M. le président. La parole est à M. Hérisson.
M. Pierre Hérisson. Ma question s'adresse à M. Christian Pierret, secrétaire d'Etat à l'industrie.
Monsieur le secrétaire d'Etat, voilà quelques semaines, au cours des débats concernant la proposition de résolution sur l'avenir de La Poste, vous avez, à notre grand étonnement, accusé notre collègue, le sénateur Gérard Larcher, à l'origine du texte de cette proposition de résolution que j'ai eu l'honneur de rapporter devant le Sénat, de vouloir privatiser La Poste. Il a d'ailleurs fait un rappel au règlement à ce sujet.
Depuis, M. Alain Vial, directeur général de La Poste, a été nommé président en remplacement de M. Bourmaud. Si l'on en croit la presse, vous lui auriez promis cette haute fonction depuis 1997, mais c'est votre droit, monsieur le secrétaire d'Etat !
Une simple observation aujourd'hui nous permet de constater que les priorités de M. Vial, dès sa prise de fonctions, sont quelque peu différentes, voire opposées à celles que vous avez défendues, ici même voilà quelques semaines. Toujours dans cette même presse, nous découvrons que le nouveau président, entouré de son cabinet semble en place en vue de transformer le statut de La Poste. Il prétend lui-même que la situation actuelle ne peut pas durer en raison de l'évolution dans ce secteur d'activité par rapport aux postes européennes.
Alors, monsieur le secrétaire d'Etat, pour vous retourner le compliment que vous m'avez adressé au moment de la discussion de la résolution sur l'ouverture à la concurrence des services postaux de la Communauté européenne, n'êtes-vous pas extrêmement gêné qu'à peine nommé le nouveau président de La Poste conduise une politique qui colle mot pour mot à la résolution votée par le Sénat voilà quelques semaines ? A ce moment-là, il n'était pas non plus question de privatisation de La Poste. Nous n'avons jamais utilisé cette expression.
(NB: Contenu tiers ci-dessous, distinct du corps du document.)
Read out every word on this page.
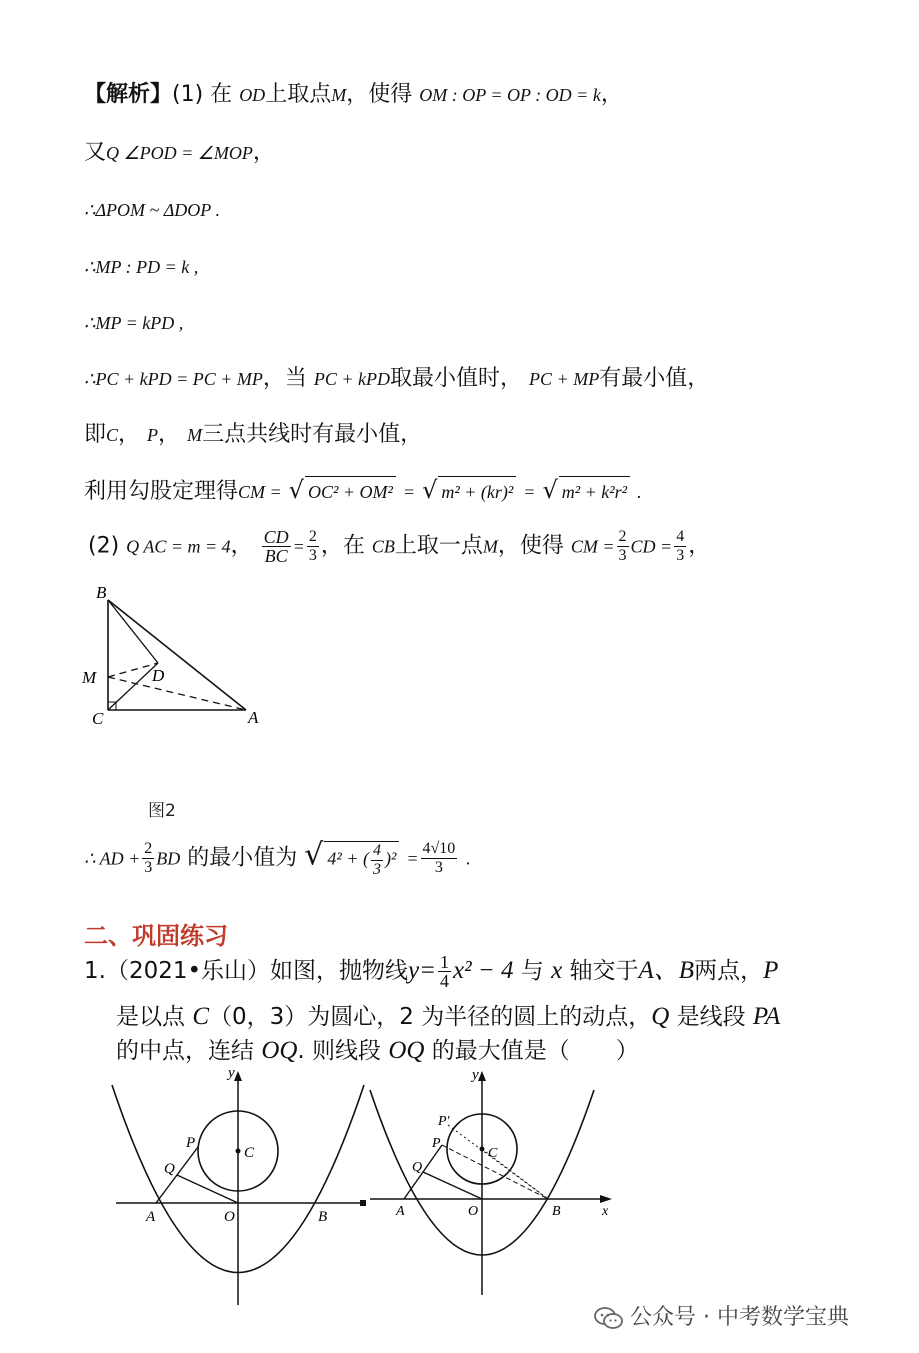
【解析】(1) 在 OD上取点M，使得 OM : OP = OP : OD = k，
又Q ∠POD = ∠MOP，
∴ΔPOM ~ ΔDOP .
∴MP : PD = k ,
∴MP = kPD ,
∴PC + kPD = PC + MP，当 PC + kPD取最小值时， PC + MP有最小值，
即C， P， M三点共线时有最小值，
利用勾股定理得CM = √ OC² + OM² = √ m² + (kr)² = √ m² + k²r² .
(2) Q AC = m = 4， $\frac{CD}{BC} = \frac{2}{3}$ ，在 CB上取一点M，使得 CM = $\frac{2}{3}$ CD = $\frac{4}{3}$ ，
B
M	D
C	A
图2
∴ AD + $\frac{2}{3}$ BD 的最小值为 √ 4² + ( $\frac{4}{3} )^2 = \frac{4√10}{3}$ .
二、巩固练习
1.（2021•乐山）如图，抛物线$y= \frac{1}{4} x^2 - 4$ 与 x 轴交于A、B两点，P
是以点 C（0，3）为圆心，2 为半径的圆上的动点，Q 是线段 PA
的中点，连结 OQ. 则线段 OQ 的最大值是（　　）
y
P
Q
C
A	O	B
y
P′
P
Q
C
A	O	B	x
公众号 · 中考数学宝典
La question est simple, monsieur le secrétaire d'Etat : cautionnez-vous le projet de M. Vial tel qu'il ressort de la présentation faite dans la presse sur la transformation de La Poste en société anonyme ou restez-vous sur la position qui est la vôtre sur l'avenir de La Poste ? Votre position peut se résumer ainsi : « Tout va très bien, madame la marquise » et, « surtout, évitons de faire des vagues avant la campagne présidentielle ». Si tel est le cas, c'est faire payer beaucoup trop cher cette absence de réforme de la poste française, et surtout compromettre l'avenir de tous ceux qui y travaillent ! (Applaudissements sur les travées de l'Union centriste, du RPR et des Républicains et Indépendants, ainsi que sur certaines travées du RDSE.)
M. le président. La parole est à M. le secrétaire d'Etat.
M. Christian Pierret, secrétaire d'Etat à l'industrie. Monsieur le sénateur, je vais, je l'espère, être aussi clair aujourd'hui que je l'ai déjà été le 14 décembre dernier. Il n'entre pas du tout dans l'intention du Gouvernement de modifier le statut de La Poste.
M. Emmanuel Hamel. Très bien !
M. Christian Pierret, secrétaire d'Etat. Ce n'est pas le mandat de son nouveau président, M. Vial, qui ne s'est, à ma connaissance, jamais prononcé en ce sens.
Le Gouvernement, à la demande du Premier ministre, poursuit depuis trois ans et demi une politique très claire et très ferme à l'égard du développement des services publics, en particulier de La Poste.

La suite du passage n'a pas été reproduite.